Mutantes como espelho do “ser diferente”
Jin também puxou o fio que sempre sustentou X-Men no coração dos fãs: a temática dos mutantes como metáfora para quem não se encaixa. Ele disse que cresceu com a franquia e que não existe grupo de personagens que simbolize melhor a sensação de ser diferente e sentir que é um estranho no mundo. Ou seja, a proposta não é tratar mutantes como “mais um poder aleatório”, mas como um tema vivo.
Em 2026, ele defende que isso continua relevante, e faz sentido demais. Afinal, X-Men sempre foi sobre identidade, discriminação, medo do desconhecido e, principalmente, sobre como construir uma vida quando o mundo insiste em te empurrar pra fora. Esse tipo de subtexto combina bastante com o momento atual da cultura pop, que está mais interessada em humanidade e conflito interno do que só em batalhas coreografadas.
O MCU já está testando a fórmula
Enquanto o reboot de X-Men não chega oficialmente, o MCU vem “plantando” mutantes aos poucos. Alguns nomes já aparecem em produções recentes, como Fera em As Marvels, Professor Xavier em Doutor Estranho no Multiverso da Loucura, e também a dupla Deadpool e Wolverine em um filme que virou espécie de fever de nostalgia e hype. Além disso, Kamala Khan, a Miss Marvel, foi confirmada como mutante no universo.
Mesmo que essas aparições não sejam X-Men “completo”, elas funcionam como aquecimento: o MCU está acostumando o público com o conceito de mutantes dentro das regras da casa. E, quando o foco agora é personagem, essa preparação faz ainda mais sentido. Não adianta despejar um universo inteiro se a audiência não tiver tempo de conhecer as pessoas.
Inclusive, vale lembrar que essa ponte com outros universos e franquias é parte do momento Marvel. Para contexto geral, a abordagem multiverso pode ser acompanhada em Marvel.com, onde a empresa organiza informações oficiais sobre produções e personagens.
Por que esse reboot pode dar certo
X-Men teve uma longa vida no cinema, começando na Fox no início dos anos 2000. Passou por trilogia inicial, depois por um reboot com elenco novo e, mais tarde, veio a transição com a compra da Fox pela Disney. Desde então, a Marvel tem trabalhado para trazer os personagens de volta com uma nova direção.

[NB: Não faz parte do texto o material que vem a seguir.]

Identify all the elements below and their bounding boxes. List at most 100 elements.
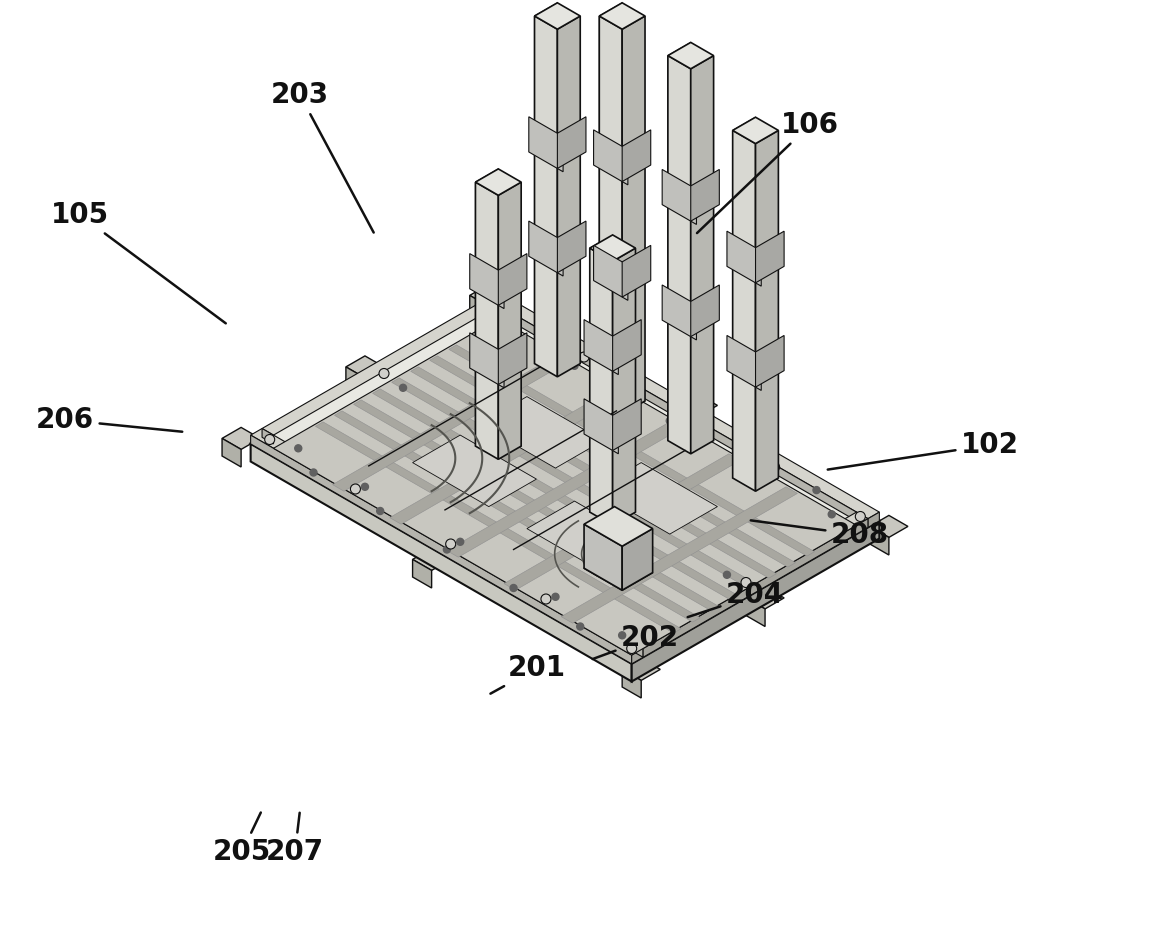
- Circle shape: [627, 644, 636, 654]
- Polygon shape: [747, 598, 765, 627]
- Polygon shape: [756, 336, 784, 387]
- Circle shape: [579, 352, 589, 362]
- Polygon shape: [222, 438, 241, 467]
- Polygon shape: [613, 248, 635, 525]
- Circle shape: [666, 418, 673, 424]
- Circle shape: [571, 363, 578, 369]
- Polygon shape: [584, 399, 619, 454]
- Polygon shape: [262, 429, 274, 444]
- Polygon shape: [733, 117, 778, 143]
- Text: 205: 205: [212, 813, 272, 866]
- Circle shape: [675, 407, 684, 417]
- Circle shape: [828, 511, 835, 518]
- Polygon shape: [756, 130, 778, 491]
- Polygon shape: [534, 3, 580, 29]
- Polygon shape: [274, 318, 857, 655]
- Polygon shape: [622, 658, 661, 681]
- Circle shape: [310, 469, 317, 476]
- Polygon shape: [557, 221, 586, 272]
- Circle shape: [376, 508, 383, 514]
- Polygon shape: [622, 528, 652, 591]
- Circle shape: [378, 368, 389, 379]
- Polygon shape: [412, 549, 450, 570]
- Polygon shape: [430, 356, 795, 567]
- Polygon shape: [599, 3, 622, 401]
- Polygon shape: [868, 512, 879, 527]
- Polygon shape: [470, 285, 507, 306]
- Polygon shape: [691, 56, 714, 454]
- Polygon shape: [632, 648, 643, 664]
- Polygon shape: [527, 501, 650, 573]
- Circle shape: [446, 539, 455, 549]
- Polygon shape: [590, 235, 635, 261]
- Polygon shape: [561, 486, 798, 623]
- Text: 203: 203: [271, 81, 374, 232]
- Polygon shape: [222, 428, 260, 449]
- Text: 204: 204: [687, 581, 784, 618]
- Text: 208: 208: [751, 521, 889, 549]
- Polygon shape: [668, 56, 691, 454]
- Polygon shape: [584, 551, 652, 591]
- Polygon shape: [593, 462, 717, 534]
- Polygon shape: [498, 182, 521, 459]
- Polygon shape: [691, 169, 720, 221]
- Polygon shape: [470, 296, 489, 324]
- Polygon shape: [447, 420, 683, 557]
- Circle shape: [265, 434, 275, 445]
- Polygon shape: [756, 232, 784, 283]
- Polygon shape: [504, 454, 741, 591]
- Text: 201: 201: [490, 654, 567, 694]
- Polygon shape: [251, 429, 643, 655]
- Polygon shape: [412, 560, 432, 588]
- Circle shape: [770, 462, 779, 472]
- Polygon shape: [622, 130, 650, 181]
- Polygon shape: [584, 320, 619, 375]
- Polygon shape: [534, 3, 557, 364]
- Circle shape: [547, 333, 554, 339]
- Polygon shape: [534, 16, 557, 377]
- Polygon shape: [449, 345, 815, 556]
- Circle shape: [456, 538, 463, 545]
- Polygon shape: [262, 299, 498, 435]
- Polygon shape: [727, 232, 762, 286]
- Polygon shape: [476, 169, 498, 446]
- Polygon shape: [316, 422, 682, 633]
- Text: 202: 202: [592, 624, 679, 659]
- Polygon shape: [470, 333, 504, 388]
- Polygon shape: [622, 670, 641, 698]
- Polygon shape: [353, 400, 720, 611]
- Circle shape: [813, 486, 820, 494]
- Circle shape: [577, 623, 584, 630]
- Circle shape: [361, 484, 368, 490]
- Polygon shape: [747, 587, 784, 609]
- Polygon shape: [622, 16, 646, 414]
- Polygon shape: [498, 254, 527, 305]
- Polygon shape: [251, 301, 879, 664]
- Circle shape: [723, 571, 730, 578]
- Circle shape: [551, 593, 558, 600]
- Polygon shape: [613, 399, 641, 450]
- Polygon shape: [679, 394, 717, 417]
- Polygon shape: [346, 356, 384, 378]
- Polygon shape: [498, 333, 527, 384]
- Circle shape: [493, 302, 504, 312]
- Polygon shape: [332, 355, 569, 491]
- Polygon shape: [470, 254, 504, 309]
- Polygon shape: [251, 444, 632, 682]
- Text: 206: 206: [36, 406, 182, 434]
- Polygon shape: [584, 525, 622, 591]
- Circle shape: [741, 578, 751, 588]
- Polygon shape: [334, 411, 700, 622]
- Polygon shape: [632, 521, 879, 682]
- Polygon shape: [390, 388, 626, 525]
- Circle shape: [679, 409, 686, 417]
- Circle shape: [747, 448, 753, 455]
- Polygon shape: [870, 515, 908, 538]
- Polygon shape: [632, 642, 643, 658]
- Polygon shape: [662, 169, 697, 224]
- Polygon shape: [476, 169, 521, 195]
- Polygon shape: [557, 117, 586, 168]
- Polygon shape: [411, 367, 777, 578]
- Polygon shape: [346, 367, 365, 395]
- Circle shape: [444, 546, 450, 553]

O detalhe é que reboot por reboot a gente já viu todo mundo tentando “recomeçar do zero” sem respeitar o que funcionou antes. O que Lee Sung Jin sugere é outra coisa: não é só refazer, é reorganizar prioridades. Colocar personagens no centro é uma forma inteligente de evitar o risco clássico de um filme virar um catálogo de poderes e conexões de calendário.
Se o roteiro conseguir equilibrar o que é universal em cada personagem com o tema de “ser diferente”, a chance de criar algo memorável aumenta. E, cá entre nós, X-Men tem material demais para isso. É o tipo de franquia que pode ser épica, sim, mas que também pede intimidade: conflito interno, escolhas difíceis e consequências reais. O hype pode ser alto, mas o que sustenta de verdade é emoção.
Vai rolar a volta do X-Men que a gente ama?
Se a promessa de Lee Sung Jin virar realidade, o reboot de X-Men pode finalmente alinhar duas coisas raras de ver juntas: poder de franquia e drama humano. Agora é esperar pra ver se o MCU vai deixar os personagens falarem mais alto do que as explosões.